Asisten 2 Pemkab Nunukan, Asmar mengatakan, Pemda sudah meminta OPD pengampu untuk membantu legalisasi kapal kapal pemasok ikan.
Ia mengakui, kearifan lokal adalah sebuah kebijakan sementara yang pada prinsipnya membuat pimpinan tersandera.
‘’Kearifan lokal itu sebuah kebijakan karena menimbang dan menjaga ketersediaan kebutuhan masyarakat. Dan mau tak mau, kita harus akui itu illegal,’’ kata dia.
Kearifan lokal, lanjutnya, adalah bagian dari komitmen sementara, yang pada akhirnya tak mampu menjadi jawaban ketika dibenturkan dengan aturan perundangan.
‘’Lokal wisdom hanya berlaku di lingkup Kabupaten Nunukan. Mungkin perlu kita memberikan batas waktu untuk mengurus izin, karena memang legalitas itu yang membuat kita terhindar dari penangkapan aparat,’’ jelasnya.
Suara DPRD Nunukan
Statemen Pemda inipun menuai kritik dari Anggota DPRD, Donal, ia mempertanyakan kinerja pemerintah dan menilai kasus penangkapan kapal pemasok ikan adalah kelalaian Pemda Nunukan.
‘’Itu mereka bertahun tahun beroperasi mengirim ikan, dan ditangkap terus rebut.
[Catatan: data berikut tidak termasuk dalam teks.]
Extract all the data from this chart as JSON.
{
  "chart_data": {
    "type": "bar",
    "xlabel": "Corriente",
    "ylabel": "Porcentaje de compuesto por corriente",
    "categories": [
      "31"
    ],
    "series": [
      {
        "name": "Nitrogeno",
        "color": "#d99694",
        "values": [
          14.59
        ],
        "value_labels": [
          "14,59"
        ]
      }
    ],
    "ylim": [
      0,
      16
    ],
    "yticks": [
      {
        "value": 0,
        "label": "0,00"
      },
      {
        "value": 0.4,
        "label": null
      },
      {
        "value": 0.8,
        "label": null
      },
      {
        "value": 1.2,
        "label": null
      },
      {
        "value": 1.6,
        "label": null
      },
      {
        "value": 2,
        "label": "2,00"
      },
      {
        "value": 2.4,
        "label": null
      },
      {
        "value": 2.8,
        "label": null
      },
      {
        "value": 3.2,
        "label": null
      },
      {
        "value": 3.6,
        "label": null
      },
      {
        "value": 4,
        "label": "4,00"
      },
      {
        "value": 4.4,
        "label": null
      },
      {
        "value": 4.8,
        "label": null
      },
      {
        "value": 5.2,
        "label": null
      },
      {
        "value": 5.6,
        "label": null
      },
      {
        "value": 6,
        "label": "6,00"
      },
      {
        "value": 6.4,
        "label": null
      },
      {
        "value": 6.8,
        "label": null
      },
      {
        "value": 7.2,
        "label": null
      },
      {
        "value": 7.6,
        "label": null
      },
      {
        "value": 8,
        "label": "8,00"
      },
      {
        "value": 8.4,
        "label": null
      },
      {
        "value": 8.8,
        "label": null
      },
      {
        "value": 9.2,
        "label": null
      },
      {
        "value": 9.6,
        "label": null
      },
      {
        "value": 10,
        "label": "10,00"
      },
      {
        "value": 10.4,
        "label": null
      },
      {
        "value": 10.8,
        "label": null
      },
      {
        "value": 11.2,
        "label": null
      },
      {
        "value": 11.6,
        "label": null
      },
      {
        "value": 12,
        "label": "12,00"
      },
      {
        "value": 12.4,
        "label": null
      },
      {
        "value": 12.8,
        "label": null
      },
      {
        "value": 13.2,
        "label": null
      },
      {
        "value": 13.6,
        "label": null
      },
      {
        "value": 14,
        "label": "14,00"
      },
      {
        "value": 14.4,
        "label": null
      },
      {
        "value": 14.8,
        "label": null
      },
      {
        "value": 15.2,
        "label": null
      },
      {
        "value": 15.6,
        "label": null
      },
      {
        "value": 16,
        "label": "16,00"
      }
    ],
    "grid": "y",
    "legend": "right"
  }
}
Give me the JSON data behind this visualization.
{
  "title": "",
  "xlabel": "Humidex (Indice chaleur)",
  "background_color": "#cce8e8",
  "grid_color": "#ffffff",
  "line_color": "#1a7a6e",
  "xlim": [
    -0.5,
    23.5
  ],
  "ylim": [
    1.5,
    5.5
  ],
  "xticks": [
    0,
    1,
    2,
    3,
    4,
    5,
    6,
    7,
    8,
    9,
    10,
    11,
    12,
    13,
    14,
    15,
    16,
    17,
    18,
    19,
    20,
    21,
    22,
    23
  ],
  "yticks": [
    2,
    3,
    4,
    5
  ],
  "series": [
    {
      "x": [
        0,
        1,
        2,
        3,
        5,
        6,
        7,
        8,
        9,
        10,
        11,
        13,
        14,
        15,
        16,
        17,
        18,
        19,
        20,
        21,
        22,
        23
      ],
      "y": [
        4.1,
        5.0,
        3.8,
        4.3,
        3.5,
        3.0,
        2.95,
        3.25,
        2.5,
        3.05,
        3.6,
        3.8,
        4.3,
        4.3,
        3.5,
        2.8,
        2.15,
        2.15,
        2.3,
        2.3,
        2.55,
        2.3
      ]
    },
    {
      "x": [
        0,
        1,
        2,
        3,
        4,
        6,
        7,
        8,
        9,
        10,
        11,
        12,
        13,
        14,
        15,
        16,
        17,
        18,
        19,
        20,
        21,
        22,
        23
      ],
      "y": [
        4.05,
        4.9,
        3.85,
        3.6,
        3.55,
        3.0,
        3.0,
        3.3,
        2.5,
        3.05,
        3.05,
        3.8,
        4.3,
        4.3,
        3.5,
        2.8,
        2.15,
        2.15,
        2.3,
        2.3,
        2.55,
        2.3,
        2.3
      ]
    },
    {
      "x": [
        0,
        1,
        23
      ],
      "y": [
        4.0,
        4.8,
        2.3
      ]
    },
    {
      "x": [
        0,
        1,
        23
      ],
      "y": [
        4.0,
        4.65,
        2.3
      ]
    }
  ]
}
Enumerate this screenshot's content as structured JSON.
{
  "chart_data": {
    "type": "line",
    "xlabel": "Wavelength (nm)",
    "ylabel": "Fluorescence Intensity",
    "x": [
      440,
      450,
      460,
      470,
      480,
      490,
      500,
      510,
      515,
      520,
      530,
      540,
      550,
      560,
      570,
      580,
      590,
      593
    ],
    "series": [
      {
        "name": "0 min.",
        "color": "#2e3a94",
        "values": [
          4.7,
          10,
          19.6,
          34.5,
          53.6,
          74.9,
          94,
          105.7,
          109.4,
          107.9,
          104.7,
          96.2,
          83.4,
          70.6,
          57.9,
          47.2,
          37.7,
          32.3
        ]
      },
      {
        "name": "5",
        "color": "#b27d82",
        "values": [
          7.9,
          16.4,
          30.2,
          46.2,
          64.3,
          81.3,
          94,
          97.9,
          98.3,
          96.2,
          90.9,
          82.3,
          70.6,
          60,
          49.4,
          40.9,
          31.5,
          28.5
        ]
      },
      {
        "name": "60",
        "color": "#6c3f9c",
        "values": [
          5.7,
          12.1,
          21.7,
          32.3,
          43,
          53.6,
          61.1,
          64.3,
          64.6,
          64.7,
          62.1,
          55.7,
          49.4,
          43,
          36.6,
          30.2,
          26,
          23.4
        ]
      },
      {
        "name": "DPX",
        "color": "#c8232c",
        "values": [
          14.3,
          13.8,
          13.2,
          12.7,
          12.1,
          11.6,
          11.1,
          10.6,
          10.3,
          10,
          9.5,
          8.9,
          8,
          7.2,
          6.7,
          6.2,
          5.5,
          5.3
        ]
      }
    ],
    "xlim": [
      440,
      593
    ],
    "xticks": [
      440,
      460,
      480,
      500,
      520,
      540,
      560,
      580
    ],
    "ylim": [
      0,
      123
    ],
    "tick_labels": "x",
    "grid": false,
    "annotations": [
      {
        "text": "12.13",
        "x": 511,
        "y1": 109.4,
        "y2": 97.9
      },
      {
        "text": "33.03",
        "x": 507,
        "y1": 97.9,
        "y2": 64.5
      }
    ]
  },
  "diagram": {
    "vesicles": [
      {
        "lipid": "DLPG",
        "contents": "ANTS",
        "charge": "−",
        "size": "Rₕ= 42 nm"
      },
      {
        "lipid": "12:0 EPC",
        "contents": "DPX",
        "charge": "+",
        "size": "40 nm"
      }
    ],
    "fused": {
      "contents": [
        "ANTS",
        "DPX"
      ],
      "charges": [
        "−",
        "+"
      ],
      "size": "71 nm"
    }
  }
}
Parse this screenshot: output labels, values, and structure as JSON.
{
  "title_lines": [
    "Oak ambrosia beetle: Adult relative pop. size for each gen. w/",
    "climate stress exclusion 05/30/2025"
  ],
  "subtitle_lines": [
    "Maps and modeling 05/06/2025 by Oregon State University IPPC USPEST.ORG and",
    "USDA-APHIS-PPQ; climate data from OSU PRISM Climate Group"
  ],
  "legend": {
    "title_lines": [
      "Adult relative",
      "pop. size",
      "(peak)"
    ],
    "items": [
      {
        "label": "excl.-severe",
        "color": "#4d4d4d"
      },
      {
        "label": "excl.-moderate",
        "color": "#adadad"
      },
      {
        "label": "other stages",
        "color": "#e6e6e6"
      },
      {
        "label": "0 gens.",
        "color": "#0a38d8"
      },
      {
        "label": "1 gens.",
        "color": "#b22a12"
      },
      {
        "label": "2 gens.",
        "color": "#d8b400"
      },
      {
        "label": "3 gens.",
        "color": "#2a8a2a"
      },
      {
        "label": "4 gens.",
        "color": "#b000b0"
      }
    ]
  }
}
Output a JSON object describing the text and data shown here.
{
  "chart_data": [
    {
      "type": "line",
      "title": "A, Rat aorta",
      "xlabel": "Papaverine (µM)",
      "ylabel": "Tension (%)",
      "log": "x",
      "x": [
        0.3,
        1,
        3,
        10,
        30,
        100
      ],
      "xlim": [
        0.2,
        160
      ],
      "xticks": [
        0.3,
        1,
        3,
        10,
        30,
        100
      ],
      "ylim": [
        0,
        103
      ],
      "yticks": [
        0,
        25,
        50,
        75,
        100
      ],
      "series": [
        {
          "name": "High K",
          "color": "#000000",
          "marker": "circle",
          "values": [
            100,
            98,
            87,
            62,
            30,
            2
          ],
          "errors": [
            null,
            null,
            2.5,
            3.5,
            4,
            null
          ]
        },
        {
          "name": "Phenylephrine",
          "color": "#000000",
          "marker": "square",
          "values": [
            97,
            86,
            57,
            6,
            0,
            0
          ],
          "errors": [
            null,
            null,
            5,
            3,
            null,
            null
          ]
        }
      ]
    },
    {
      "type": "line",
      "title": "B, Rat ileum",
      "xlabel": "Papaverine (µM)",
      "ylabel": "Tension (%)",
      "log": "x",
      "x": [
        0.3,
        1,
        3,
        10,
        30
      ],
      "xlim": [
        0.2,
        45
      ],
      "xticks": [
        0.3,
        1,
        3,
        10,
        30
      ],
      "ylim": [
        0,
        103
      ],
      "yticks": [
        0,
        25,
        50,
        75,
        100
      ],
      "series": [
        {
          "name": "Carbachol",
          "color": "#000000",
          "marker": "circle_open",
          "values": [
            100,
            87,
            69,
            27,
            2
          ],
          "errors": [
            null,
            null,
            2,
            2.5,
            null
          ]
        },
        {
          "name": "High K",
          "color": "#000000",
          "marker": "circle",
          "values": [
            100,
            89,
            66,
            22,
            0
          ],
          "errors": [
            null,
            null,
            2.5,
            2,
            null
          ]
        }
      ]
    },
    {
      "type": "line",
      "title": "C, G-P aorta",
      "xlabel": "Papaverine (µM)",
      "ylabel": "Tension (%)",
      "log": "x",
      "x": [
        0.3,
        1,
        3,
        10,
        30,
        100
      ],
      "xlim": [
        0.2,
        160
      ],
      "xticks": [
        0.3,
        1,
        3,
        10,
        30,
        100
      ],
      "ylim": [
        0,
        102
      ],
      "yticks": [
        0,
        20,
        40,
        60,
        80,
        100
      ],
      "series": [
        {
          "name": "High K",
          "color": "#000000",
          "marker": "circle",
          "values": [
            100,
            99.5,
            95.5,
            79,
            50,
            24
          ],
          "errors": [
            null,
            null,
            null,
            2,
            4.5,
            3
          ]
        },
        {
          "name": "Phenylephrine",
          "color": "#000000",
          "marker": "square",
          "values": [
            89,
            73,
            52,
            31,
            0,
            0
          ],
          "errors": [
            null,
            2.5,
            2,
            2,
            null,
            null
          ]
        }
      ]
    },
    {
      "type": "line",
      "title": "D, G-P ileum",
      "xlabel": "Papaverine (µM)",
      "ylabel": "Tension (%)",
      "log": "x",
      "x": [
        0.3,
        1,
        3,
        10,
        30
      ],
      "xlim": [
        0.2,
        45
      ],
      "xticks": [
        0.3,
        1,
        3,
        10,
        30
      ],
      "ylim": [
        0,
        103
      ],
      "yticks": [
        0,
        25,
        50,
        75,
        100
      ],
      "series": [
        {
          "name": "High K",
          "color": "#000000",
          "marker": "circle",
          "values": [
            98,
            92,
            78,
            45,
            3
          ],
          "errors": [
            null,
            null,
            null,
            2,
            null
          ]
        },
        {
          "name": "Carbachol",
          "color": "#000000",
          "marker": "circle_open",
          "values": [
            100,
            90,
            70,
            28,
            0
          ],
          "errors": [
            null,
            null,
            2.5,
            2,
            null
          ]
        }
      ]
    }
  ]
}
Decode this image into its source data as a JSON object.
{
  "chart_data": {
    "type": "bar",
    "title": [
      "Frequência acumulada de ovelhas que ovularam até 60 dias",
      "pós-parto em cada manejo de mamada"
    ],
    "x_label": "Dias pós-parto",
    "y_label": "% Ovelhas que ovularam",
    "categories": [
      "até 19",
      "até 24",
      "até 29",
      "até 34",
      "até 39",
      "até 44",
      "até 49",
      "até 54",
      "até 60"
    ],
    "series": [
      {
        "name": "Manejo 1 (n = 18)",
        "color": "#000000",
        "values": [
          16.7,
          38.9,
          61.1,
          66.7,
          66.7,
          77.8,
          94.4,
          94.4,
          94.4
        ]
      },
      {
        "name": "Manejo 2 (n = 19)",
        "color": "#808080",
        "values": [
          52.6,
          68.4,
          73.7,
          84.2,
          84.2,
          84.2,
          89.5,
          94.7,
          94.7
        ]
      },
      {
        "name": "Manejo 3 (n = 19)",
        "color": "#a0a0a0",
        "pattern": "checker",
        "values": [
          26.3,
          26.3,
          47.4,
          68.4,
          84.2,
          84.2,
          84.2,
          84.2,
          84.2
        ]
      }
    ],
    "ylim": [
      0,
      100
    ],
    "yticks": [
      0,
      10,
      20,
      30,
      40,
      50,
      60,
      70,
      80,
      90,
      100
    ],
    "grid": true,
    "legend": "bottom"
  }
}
Saya tidak salahkan aparat karena itu tugas mereka. Saya salahkan Kepala Dinas yang katakan melakukan pembiaran terhadap tindak illegal yang terjadi,’’ katanya.
Anggota DPRD Nunukan, Andre Pratama, meminta agar DKP Kaltara memberikan bimbingan pendirian koperasi nelayan demi lancarnya distribusi ikan ke pedalaman.
Dan yang lebih penting, ia meminta agar Polda Kaltara lebih bijak dalam melakukan penindakan di wilayah perbatasan Negara.
‘’Selama barang masih di area Kabupaten Nunukan, kita sepakat tak masalah. Tapi kalau lewat satu senti saja dari perbatasan Nunukan, silahkan tangkap,’’ katanya.
‘’Dan kita semua di DPRD Nunukan memohon agar Polda Kaltara, mengembalikan dulu kapal yang diamankan kemarin demi kebutuhan masyarakat. Kita upayakan legalitas yang diperlukan agar tidak ada lagi kasus serupa,’’ pintanya.
Kronologis kasus
Sebelumnya, Asosiasi Pemasok Ikan Nunukan (ASPIN) mengadu ke DPRD Nunukan, Kalimantan Utara.
Mereka mengeluhkan aparat keamanan yang dianggap menjadikan mereka target penangkapan.
Selama ini, pasokan ikan yang dikonsumsi masyarakat perbatasan RI–Malaysia berasal dari Malaysia. Penangkapan kapal pemasok dinilai berpotensi memicu kelangkaan ikan untuk daerah pedalaman.
“Kapal kami, KM Manafman 02 sudah dua kali ditangkap aparat. Yang terakhir pada Kamis 14 Agustus 2025 di Perairan Sei Ular. Kapal memiliki kelengkapan berkas,” ujar juru bicara ASPIN, Qori dan Kasman, dalam Rapat Dengar Pendapat (RDP) di DPRD Nunukan, Jumat (22/9/2025).
“Hanya saja ikan yang dimuat tidak memiliki sertifikat kesehatan ikan karena dari Tawau tidak pernah mengeluarkan sertifikat itu,” sambungnya.
KM Manafman 02 mengangkut 61 boks ikan beragam jenis asal Tawau, Malaysia.
Sebanyak 36 boks dibongkar di Pasar Jamaker, sedangkan 25 boks diperuntukkan bagi wilayah pedalaman, seperti Seimanggaris, Kanduangan, Sebakis, hingga Sebuku.
“Dan kapal kami ditangkap di Sei Ular, perairan Nunukan oleh Direskrimsus Polda Kaltara. Mobil yang bertugas jemput ikan juga diamankan,” urai Qori.